As a guest of the Nationalist Chinese Government, LY was given a special tour of Quemoy, a tiny island fortress off the coast of mainland China. She wanted me to make that trip with her, so I could submit an article to Reader’s Digest on her behalf. I soon found myself boarding an old camouflaged WWII twin engine DC-3 headed for Quemoy! That was one flight that will live in my memory forever. Bench-like seating lined both sides of the bare fuselage interior. Some of the windows were gone. I found a small space to sit and placed my tote bag on the floor between my feet. I groped for a seat belt; there was none. My fellow packed-in passengers were returning soldiers, wives, crying children, along with crates of live clucking chickens, quacking ducks, and one bleating goat. It was at this point I realized I was sitting next to an open window. Once the door was closed and we were underway, I was glad I had an open window seat. To add to the thrill of this flight we had to fly under the Communist radar and we literally skimmed across the cresting ocean waves. The return trip later that day was equally thrilling.

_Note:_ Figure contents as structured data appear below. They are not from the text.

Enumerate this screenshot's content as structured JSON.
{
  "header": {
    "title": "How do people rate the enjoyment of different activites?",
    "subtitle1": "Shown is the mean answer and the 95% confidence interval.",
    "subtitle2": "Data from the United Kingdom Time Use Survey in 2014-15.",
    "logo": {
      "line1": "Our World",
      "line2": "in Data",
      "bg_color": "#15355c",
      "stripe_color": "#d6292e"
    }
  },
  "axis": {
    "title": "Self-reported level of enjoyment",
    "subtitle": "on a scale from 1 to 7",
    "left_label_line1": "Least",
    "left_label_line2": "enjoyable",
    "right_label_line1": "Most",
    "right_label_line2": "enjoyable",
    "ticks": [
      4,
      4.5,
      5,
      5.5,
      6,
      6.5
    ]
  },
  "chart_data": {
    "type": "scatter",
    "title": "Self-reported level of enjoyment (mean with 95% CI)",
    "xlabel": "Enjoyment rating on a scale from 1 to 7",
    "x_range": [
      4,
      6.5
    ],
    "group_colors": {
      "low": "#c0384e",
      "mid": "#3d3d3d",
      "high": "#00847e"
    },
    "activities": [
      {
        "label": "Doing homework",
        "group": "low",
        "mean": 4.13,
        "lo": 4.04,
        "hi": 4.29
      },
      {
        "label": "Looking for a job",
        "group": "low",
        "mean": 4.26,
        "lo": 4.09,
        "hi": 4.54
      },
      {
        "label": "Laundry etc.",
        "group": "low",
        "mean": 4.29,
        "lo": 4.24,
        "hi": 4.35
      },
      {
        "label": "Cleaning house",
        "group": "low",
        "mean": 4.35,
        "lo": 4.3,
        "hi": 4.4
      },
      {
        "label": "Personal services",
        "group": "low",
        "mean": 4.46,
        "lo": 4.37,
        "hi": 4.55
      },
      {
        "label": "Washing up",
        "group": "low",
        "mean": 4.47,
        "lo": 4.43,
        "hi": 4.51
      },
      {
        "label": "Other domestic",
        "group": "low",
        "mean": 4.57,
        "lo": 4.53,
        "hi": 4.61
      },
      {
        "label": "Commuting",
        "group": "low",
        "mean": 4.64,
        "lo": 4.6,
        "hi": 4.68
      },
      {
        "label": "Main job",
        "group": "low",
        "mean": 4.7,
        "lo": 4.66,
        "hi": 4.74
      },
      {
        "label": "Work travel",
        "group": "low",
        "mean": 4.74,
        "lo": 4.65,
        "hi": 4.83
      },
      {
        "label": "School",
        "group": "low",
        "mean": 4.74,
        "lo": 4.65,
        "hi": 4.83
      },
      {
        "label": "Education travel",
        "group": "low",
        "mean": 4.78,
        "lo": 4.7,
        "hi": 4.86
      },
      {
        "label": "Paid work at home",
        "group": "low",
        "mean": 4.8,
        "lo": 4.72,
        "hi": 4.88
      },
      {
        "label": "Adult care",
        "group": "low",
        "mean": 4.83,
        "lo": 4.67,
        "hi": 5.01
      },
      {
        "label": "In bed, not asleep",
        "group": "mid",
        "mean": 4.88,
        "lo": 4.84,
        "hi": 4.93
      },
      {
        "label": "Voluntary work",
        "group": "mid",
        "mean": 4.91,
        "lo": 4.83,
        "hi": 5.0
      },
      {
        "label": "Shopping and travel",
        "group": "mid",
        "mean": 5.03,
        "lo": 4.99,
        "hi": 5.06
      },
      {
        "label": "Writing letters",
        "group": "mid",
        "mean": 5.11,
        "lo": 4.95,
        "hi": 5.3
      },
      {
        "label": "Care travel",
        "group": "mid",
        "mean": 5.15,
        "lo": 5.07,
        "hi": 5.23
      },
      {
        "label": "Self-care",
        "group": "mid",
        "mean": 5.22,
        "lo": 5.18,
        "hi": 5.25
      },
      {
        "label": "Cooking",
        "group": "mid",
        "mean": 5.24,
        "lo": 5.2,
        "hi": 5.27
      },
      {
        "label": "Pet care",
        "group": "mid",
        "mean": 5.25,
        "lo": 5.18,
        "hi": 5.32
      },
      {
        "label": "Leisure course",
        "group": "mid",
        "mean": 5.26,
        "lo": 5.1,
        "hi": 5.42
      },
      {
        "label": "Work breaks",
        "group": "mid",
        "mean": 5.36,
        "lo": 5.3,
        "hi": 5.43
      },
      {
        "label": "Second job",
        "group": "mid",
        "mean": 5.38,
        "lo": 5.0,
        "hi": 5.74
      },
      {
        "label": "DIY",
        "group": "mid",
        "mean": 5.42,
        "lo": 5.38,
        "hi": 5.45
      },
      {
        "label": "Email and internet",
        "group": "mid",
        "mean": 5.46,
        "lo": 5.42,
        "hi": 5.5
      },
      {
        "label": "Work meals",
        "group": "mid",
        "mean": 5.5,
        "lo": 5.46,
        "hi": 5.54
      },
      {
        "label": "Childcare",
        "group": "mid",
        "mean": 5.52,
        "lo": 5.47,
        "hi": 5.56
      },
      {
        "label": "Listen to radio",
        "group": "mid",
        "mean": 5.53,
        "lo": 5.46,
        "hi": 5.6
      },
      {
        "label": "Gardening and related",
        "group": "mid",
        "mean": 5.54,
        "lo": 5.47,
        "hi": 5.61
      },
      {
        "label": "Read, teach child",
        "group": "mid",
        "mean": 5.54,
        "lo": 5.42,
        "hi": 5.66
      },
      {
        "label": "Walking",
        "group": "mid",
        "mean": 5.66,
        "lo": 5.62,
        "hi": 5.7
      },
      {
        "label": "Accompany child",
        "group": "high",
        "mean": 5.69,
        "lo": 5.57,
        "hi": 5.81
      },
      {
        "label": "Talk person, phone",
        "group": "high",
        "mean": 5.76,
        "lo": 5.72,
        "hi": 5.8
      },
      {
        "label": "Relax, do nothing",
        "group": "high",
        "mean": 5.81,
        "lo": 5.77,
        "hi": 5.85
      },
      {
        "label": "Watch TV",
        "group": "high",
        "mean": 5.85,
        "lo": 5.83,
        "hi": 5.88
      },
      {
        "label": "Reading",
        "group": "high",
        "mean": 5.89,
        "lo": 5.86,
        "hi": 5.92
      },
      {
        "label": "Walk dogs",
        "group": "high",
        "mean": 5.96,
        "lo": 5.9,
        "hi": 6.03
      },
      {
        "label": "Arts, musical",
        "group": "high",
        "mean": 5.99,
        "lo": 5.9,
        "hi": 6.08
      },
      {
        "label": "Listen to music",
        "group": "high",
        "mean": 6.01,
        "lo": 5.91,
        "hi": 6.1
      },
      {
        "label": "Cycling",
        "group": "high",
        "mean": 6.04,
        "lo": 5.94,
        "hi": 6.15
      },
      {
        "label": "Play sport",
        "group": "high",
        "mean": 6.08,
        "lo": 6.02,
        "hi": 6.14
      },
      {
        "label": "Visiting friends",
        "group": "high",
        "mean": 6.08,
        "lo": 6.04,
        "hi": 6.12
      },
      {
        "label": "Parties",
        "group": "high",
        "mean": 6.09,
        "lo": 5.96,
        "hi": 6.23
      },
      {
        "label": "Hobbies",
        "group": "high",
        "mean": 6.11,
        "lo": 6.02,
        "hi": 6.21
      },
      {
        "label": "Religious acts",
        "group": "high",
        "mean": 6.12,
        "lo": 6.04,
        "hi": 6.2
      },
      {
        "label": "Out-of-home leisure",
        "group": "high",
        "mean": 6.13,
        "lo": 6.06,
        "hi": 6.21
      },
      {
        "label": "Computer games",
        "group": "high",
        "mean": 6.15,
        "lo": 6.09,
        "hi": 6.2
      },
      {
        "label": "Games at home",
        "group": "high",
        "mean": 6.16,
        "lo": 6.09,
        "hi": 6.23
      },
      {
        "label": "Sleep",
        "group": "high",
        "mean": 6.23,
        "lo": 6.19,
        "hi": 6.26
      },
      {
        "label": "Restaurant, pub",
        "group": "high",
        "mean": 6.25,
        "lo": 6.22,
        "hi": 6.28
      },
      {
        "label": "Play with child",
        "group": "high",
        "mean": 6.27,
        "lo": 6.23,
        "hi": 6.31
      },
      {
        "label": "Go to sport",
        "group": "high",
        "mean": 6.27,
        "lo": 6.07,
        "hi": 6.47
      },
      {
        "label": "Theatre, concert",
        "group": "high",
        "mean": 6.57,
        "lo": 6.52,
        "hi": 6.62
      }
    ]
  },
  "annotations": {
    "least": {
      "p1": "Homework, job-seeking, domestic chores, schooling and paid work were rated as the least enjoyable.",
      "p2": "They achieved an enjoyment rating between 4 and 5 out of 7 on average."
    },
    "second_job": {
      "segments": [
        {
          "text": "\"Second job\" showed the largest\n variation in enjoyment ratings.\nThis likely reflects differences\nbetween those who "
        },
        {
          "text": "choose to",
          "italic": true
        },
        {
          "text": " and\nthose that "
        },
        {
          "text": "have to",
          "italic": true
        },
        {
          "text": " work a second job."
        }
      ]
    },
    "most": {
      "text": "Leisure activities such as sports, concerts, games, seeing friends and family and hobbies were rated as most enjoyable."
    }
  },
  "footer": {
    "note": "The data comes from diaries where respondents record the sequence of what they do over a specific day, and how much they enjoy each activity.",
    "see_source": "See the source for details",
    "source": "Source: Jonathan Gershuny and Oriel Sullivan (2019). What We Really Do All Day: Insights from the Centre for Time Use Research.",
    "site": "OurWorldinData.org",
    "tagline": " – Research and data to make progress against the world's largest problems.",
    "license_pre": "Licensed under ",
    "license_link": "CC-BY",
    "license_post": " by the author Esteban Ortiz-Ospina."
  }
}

Looking back on this brief time, about ten days in all, it was a difficult balancing act to cover my job at the newspaper and accompany LY, but it helped me grow as a writer. LY helped many people reach beyond their limits and recognize their potential in whatever endeavor they undertook. She certainly gave me the confidence to broaden my writing horizons.
I shall always remember Loretta Young, the Lady from Hollywood, as a generous, gracious, gentle-hearted soul who loved her Lord and gave loving compassion to those in desperate need.